Kim Jong-un meets with Russian foreign minister Sergei Lavrov in Pyongyang in May. Photo / Getty Images
Russia has been giving work permits to North Korean labourers despite a United Nations ban on the practice, which funds Pyongyang's nuclear weapons programme.
On September 11, the UN forbid countries from authorising new employment contracts for North Koreans as part of sanctions meant to starve the Kim Jong-un regime of money following a string of nuclear blasts and missile tests last year.
But documents seen by The Telegraph indicated that Russia has continued to approve work permits for North Koreans months after the UN ban, reports Telegraph UK.
A decree on foreign workers posted by the labour ministry on December 6 approved positions for hundreds of North Koreans, mostly manual labour jobs like painter, bricklayer, carpenter or mechanic.
The list gave companies permission to hire 1,237 North Koreans just in the Amur region near Russia's border with the Hermit Kingdom.
Russia has approved more jobs for North Koreans this year, according to a report on Thursday by the Washington-based think tank Centre for Advanced Defence Studies.
While Pyongyang is cut off from the international financial system, it is able to make up to $2.3 billion in hard currency a year by sending some 100,000 or more workers abroad, according to estimates. Up to 80 per cent of them go to China and Russia, where they are employed in what the UN has called "slave-like conditions" and give up to 90 per cent of their wages to Kim Jong-un's regime.
The United States sanctioned a Russian bank and two North Korean companies on Friday for "illicit revenue streams" to Pyongyang, and US secretary of state Mike Pompeo said renewed activity at a missile factory were were "inconsistent" with Mr Kim's supposed promise to denuclearise.
So far in 2018, documents show the Russian labour ministry has given at least 12 companies permission to hire 806 North Korean workers, the defence studies report said.
The director of Soyuz Stroi, a construction company that has employed North Koreans, told The Telegraph that he was still hiring citizens of the country this year.
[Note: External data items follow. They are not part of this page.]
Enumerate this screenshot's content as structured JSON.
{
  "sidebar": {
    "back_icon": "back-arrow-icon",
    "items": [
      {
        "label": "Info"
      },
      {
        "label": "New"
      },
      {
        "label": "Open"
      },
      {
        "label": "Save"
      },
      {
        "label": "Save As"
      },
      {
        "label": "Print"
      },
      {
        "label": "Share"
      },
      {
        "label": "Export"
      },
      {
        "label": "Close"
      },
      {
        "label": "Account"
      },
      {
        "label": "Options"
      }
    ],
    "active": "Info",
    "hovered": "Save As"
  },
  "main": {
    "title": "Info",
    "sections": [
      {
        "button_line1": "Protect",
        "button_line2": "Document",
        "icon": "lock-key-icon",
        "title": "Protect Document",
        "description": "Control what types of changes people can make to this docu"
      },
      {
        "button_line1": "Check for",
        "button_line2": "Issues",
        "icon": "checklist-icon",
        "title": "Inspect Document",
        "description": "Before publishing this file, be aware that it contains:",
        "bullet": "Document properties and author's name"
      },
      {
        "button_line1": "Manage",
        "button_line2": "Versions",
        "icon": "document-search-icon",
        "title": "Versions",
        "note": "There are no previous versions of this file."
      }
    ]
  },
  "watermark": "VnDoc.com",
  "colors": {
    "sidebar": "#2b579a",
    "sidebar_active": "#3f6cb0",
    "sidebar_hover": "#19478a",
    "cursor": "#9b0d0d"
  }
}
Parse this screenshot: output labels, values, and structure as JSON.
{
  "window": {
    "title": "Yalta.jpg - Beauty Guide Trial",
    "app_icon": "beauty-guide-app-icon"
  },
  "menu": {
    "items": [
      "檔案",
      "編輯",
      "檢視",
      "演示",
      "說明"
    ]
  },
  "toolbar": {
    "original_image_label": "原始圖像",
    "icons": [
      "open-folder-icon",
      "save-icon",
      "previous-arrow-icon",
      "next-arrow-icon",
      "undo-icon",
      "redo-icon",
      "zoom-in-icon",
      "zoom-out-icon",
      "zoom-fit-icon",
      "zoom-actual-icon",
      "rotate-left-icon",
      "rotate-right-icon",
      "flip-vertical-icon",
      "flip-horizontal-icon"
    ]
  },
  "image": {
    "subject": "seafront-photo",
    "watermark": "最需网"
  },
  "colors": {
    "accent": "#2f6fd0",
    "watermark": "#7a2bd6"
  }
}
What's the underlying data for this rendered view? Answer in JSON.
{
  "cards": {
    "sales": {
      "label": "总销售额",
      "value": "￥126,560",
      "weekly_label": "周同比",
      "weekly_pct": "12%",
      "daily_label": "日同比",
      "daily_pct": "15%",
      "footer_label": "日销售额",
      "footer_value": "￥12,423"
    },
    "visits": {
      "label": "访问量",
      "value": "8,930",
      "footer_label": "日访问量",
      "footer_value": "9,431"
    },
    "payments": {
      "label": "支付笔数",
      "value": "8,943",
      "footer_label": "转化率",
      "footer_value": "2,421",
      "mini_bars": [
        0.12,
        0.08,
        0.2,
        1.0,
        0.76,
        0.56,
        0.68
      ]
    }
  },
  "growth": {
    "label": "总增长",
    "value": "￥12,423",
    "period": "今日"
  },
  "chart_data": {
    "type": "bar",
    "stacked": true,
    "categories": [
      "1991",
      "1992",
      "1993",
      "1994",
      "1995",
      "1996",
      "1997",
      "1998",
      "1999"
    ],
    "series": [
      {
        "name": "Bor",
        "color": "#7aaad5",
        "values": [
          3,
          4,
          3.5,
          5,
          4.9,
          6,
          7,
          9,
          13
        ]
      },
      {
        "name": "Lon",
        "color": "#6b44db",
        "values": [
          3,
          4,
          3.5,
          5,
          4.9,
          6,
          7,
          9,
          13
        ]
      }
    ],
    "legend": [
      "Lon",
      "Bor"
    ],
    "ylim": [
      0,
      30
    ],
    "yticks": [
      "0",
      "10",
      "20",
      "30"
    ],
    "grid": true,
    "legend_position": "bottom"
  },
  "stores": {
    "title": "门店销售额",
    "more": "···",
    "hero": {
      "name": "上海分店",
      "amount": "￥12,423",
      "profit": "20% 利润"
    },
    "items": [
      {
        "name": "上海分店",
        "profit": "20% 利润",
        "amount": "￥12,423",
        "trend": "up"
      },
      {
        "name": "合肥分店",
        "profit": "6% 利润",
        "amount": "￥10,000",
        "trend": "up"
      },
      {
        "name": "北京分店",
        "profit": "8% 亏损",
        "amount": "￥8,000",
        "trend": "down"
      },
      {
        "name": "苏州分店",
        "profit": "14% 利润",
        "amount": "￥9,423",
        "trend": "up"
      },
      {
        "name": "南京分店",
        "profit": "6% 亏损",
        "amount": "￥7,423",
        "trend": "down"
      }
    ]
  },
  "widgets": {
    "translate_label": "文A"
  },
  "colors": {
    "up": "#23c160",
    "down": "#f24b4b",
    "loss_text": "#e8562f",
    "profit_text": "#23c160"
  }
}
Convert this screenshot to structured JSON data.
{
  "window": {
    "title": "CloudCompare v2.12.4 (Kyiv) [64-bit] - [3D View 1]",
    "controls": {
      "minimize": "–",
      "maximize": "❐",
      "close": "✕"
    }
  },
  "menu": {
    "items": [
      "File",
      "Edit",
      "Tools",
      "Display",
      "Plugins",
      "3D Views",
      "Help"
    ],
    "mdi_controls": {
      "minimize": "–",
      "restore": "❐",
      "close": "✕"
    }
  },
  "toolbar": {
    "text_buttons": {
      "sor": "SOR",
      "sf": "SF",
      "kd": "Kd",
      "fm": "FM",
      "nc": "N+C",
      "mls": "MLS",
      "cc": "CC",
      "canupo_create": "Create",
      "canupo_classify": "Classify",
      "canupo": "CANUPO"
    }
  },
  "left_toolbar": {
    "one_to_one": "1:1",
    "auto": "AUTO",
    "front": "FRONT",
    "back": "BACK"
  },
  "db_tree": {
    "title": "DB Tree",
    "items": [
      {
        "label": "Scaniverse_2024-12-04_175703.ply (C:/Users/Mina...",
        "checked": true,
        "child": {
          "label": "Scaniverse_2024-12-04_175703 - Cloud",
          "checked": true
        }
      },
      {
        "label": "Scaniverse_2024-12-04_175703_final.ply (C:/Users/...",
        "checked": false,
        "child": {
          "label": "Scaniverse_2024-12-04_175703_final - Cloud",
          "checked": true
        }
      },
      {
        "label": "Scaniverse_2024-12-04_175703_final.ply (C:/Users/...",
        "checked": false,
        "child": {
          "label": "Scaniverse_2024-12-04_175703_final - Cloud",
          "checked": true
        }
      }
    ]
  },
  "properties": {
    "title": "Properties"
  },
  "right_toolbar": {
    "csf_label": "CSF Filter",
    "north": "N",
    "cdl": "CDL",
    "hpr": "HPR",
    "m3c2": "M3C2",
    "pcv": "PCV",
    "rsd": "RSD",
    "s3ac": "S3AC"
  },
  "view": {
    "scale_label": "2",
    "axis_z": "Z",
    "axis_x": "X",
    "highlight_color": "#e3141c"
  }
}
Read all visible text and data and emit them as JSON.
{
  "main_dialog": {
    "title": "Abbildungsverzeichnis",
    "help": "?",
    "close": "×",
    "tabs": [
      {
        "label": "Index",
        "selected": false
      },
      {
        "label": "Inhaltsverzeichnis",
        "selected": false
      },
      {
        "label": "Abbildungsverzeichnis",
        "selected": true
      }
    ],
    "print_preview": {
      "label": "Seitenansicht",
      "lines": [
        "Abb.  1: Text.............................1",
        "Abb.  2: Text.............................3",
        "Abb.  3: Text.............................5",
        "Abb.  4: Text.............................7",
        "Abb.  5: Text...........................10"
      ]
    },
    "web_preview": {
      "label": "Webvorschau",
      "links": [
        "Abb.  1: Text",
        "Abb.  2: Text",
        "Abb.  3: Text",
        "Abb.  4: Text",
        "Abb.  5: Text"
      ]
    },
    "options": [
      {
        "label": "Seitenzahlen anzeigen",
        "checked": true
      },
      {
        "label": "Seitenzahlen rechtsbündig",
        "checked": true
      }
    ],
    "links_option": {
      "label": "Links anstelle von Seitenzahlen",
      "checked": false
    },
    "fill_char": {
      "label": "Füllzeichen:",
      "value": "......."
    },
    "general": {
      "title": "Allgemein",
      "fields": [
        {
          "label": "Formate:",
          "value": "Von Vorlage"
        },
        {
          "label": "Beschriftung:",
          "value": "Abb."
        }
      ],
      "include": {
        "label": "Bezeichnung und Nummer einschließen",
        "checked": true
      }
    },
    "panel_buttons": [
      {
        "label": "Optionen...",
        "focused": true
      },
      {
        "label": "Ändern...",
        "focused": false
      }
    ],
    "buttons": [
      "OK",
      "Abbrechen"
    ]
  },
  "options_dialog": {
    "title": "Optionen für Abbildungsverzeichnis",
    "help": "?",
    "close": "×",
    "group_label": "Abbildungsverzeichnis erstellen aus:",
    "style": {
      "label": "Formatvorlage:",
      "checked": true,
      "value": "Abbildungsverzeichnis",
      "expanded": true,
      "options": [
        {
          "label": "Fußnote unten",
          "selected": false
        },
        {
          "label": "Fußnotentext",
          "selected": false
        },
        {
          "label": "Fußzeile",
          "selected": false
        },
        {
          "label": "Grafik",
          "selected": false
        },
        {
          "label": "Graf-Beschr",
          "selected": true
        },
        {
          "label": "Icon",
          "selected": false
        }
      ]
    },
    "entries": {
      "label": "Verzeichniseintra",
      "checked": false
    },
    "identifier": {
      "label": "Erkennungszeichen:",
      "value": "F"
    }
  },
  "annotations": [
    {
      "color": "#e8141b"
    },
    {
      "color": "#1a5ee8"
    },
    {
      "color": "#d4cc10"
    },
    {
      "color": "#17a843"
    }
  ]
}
"We are doing this, we've hired new ones, and we have the old ones," Malsar Khuseinov said.
Asked about the UN hiring ban, he said "that's a question for our government".
"They don't come here on our own," he said. "You need to call Putin."
The North Korean embassy in Moscow declined to comment when reached by The Telegraph.
On Friday, a foreign ministry spokeswoman denied that Russia was violating the UN resolution, saying it was giving work permits to North Koreans whose contracts were signed before September 11, 2017.
But the number of new work permits and job listings by companies who have received them raises doubts that all this employment was agreed before the ban.
Companies in the Moscow region that were given permission by the labour ministry to hire North Koreans have been advertising similar work on the Moscow employment centre website as recently as July. At least two of them were looking for Korean-language translators.
An email to an address listed for one of the companies bounced back, while a phone number listed for two others was not ringing on Friday.
The Wall Street Journal saw copies of work permits issued to North Korean workers as recently as June even though the labour ministry has said there were no applications this year. US officials are looking in to potential violations of the UN sanctions by Russia and China, it said.
The Americans have accused the two countries of helping Pyongyang import oil products in excess of UN caps.
The defence studies report also found evidence that Russian firms were partnering with North Korea in apparent contradiction of the UN's demand that joint ventures with North Korean individuals or companies cease operations by January 2018.
For instance, a North Korean company called Zenko, the Russian name for the Genco worker export company sanctioned by the United States in 2016, is listed a shareholder in the Sako Rynma LLC joint venture, according to a corporate registry.
Russia has appeared to be making maximum use of the UN's grace period, which says that all North Korean workers must be sent home only by December 22, 2019, in hopes it could be cancelled.
The head of the far east development ministry said that Vladimir Putin had issued a decree to "extend" work permits for North Koreans to December 22, 2019.
His deputy previously said "we expect that important political changes in Korean cooperation will start" by the time that deadline comes up.
North Koreans in Russia often work six or more days a week and live in cramped construction wagons or dormitories under under close guard. The defence studies report estimated that 30,000 of them are currently working in Russia for an average monthly wage of £230 (NZ$443).
Previously many of them worked in logging camps that were described as "open-air prisons" by one North Korean who escaped.
Contractors have said North Koreans helped build the World Cup stadium in St Petersburg, where at least one died on site.
"It's not just slavery conditions, it's a slavery psychology and a slavery situation," said activist Svetlana Gannushkina, who has helped several North Koreans in Russia seek asylum here or other countries. "The victims agree to his situation, because they are raised this way, and those who start to resist are incredibly strong."
In addition, North Korea operates at least 83 restaurants in China, which are estimated to bring in $10 million annually for Pyongyang and have been linked to its overseas weapons procurement operations, according to the report.
Since the UN ban, several restaurants have reopened or transferred to Chinese ownership and continued operations with the same North Korean staff, it said.